Friday, October 17, 2008

CMBS Delinquencies Consistently Rising

MBA (10/13/2008 ) Murray, Michael
Loan delinquencies in commercial mortgage-backed securities were up nearly 13 basis points after the first three quarters of this year to 0.52 percent—0.58 percent excluding defeasance loans, based on numbers from Citigroup Securities, New York.

CMBS delinquencies seem to be increasing each month as the credit crisis starts feeding into the general economy, said Darrell Wheeler, head of CMBS at Citigroup.

“The lack of new supply is also leading to a net run-off of outstanding balance, which would tend to raise the headline delinquency rate," Wheeler said. "However, the rate still remains low for now when compared to historical delinquency rates, and dramatically different from the high rates of the subprime residential market. If the economic slowdown is prolonged, we expect to see rising delinquency rates from these low levels, possibly to the 1 percent to 1.5 percent range in early 2009 and 2 percent to 3 percent sometime in 2010.”

However, Realpoint LLC, Horsham, Pa., said more than 35 percent of delinquent unpaid balances in CMBS through August came from transactions issued in 2005-2006 vintages, and more than 20 percent of all delinquencies were found in 2006 transactions.

With 13 percent total delinquency included in the 2007 vintage, more than 48 percent of CMBS delinquency in August came from 2005-2007 vintage transactions, Realpoint's research said.

Nearly 1.4 percent of 65,028 CMBS loans in Citigroup’s universe included delinquencies of 30, 60 and 90 days, one foreclosure and loans for special servicing. They accounted for more than $10 billion out of a total of more than $714.7 billion. Citigroup’s CMBS universe consists of publicly issued, fixed-rate CMBS conduit, fusion, lease-backed, large loan and seasoned loan transactions.

After five straight months of increases, Realpoint showed August’s delinquent unpaid balance for CMBS dropping slightly to $4.07 billion through from a trailing 12-month high of $4.203 billion through July. Special servicing exposure, however, increased to $6.88 billion in August from $6.45 billion in July for $10.95 billion in delinquencies and special servicing.

Total unpaid balance for all CMBS pools reviewed by Realpoint was $862.6 billion in August, down from $863.6 billion in July, with August's delinquency ratio at 0.47 percent, down slightly from 0.49 percent in July and 0.48 percent in June.

"What is more concerning, however, is that the delinquency percentage through August 2008 is up 18 basis points or 62 percent above the 0.29 percent reported one-year prior in August 2007. The increase in both delinquent unpaid balance and delinquency ratio over this time horizon reflect a slow but steady increase from historic lows through mid-2007," said Frank Innaurato, managing director at Realpoint.

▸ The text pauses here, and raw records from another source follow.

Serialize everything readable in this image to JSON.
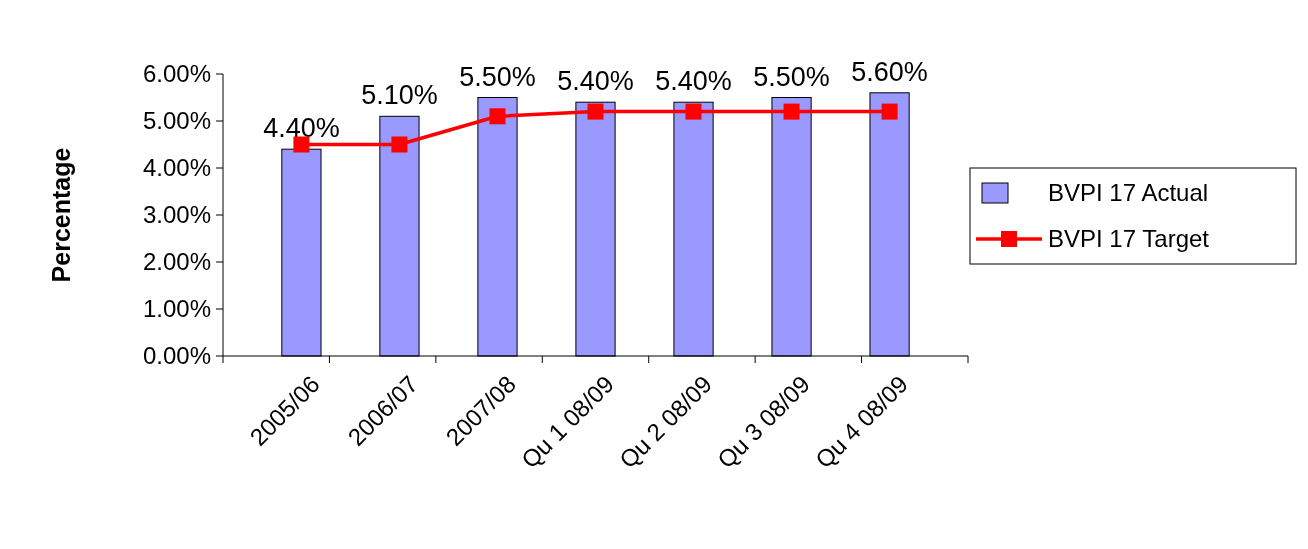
{
  "chart_data": {
    "type": "bar",
    "ylabel": "Percentage",
    "categories": [
      "2005/06",
      "2006/07",
      "2007/08",
      "Qu 1 08/09",
      "Qu 2 08/09",
      "Qu 3 08/09",
      "Qu 4 08/09"
    ],
    "series": [
      {
        "name": "BVPI 17 Actual",
        "color": "#9999ff",
        "values": [
          4.4,
          5.1,
          5.5,
          5.4,
          5.4,
          5.5,
          5.6
        ],
        "value_labels": [
          "4.40%",
          "5.10%",
          "5.50%",
          "5.40%",
          "5.40%",
          "5.50%",
          "5.60%"
        ]
      },
      {
        "name": "BVPI 17 Target",
        "type": "line",
        "color": "#ff0000",
        "marker": "square",
        "values": [
          4.5,
          4.5,
          5.1,
          5.2,
          5.2,
          5.2,
          5.2
        ]
      }
    ],
    "ylim": [
      0,
      6
    ],
    "yticks": [
      {
        "value": 0,
        "label": "0.00%"
      },
      {
        "value": 1,
        "label": "1.00%"
      },
      {
        "value": 2,
        "label": "2.00%"
      },
      {
        "value": 3,
        "label": "3.00%"
      },
      {
        "value": 4,
        "label": "4.00%"
      },
      {
        "value": 5,
        "label": "5.00%"
      },
      {
        "value": 6,
        "label": "6.00%"
      }
    ],
    "legend": "right",
    "grid": false
  }
}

CMBS delinquency by unpaid balance increased 29 percent from January’s $3.16 billion and up 84 percent from a six-year low of $2.21 billion in March.

“While both the 30-day and 60-day delinquent loan categories decreased, the distressed 90+-day, foreclosure and REO categories grew for the ninth straight month—up 43 percent since January 2008,” Innaurato said.

Delinquencies also increased in August along with $70.7 million in liquidations reported across 18 loans. Liquidation activity slowed after increases in June and July, due to slowdown from the current credit market climate.

“We expect that these high liquidations, however, are a clear response to increased loan workout and delinquency pressures being placed on special servicers, and may be a precursor to increased distressed asset money returning to the market,” Innaurato said.

Based on Realpoint’s numbers for August, highest loss severities in 2007 were found in industrial and healthcare collateral while multifamily collateral was highest by balance before liquidation. Citigroup showed multifamily as the only sector with current elevated delinquency rates at 1.6 percent in September.

“We recently wrote about the issues facing apartments under rent controls that were aggressively underwritten assuming conversion rates that have not materialized,” Wheeler said.

CMBS delinquencies in Michigan remained elevated at 2.50 percent as the domestic auto sector continued to struggle, but Tennessee and Georgia showed a spike in their rate during September as well, Citigroup said.

Texas, Florida and Michigan—the top three states ranked by delinquency exposure for the past 10 months through August—collectively accounted for 39 percent of CMBS delinquencies, based on Realpoint's research.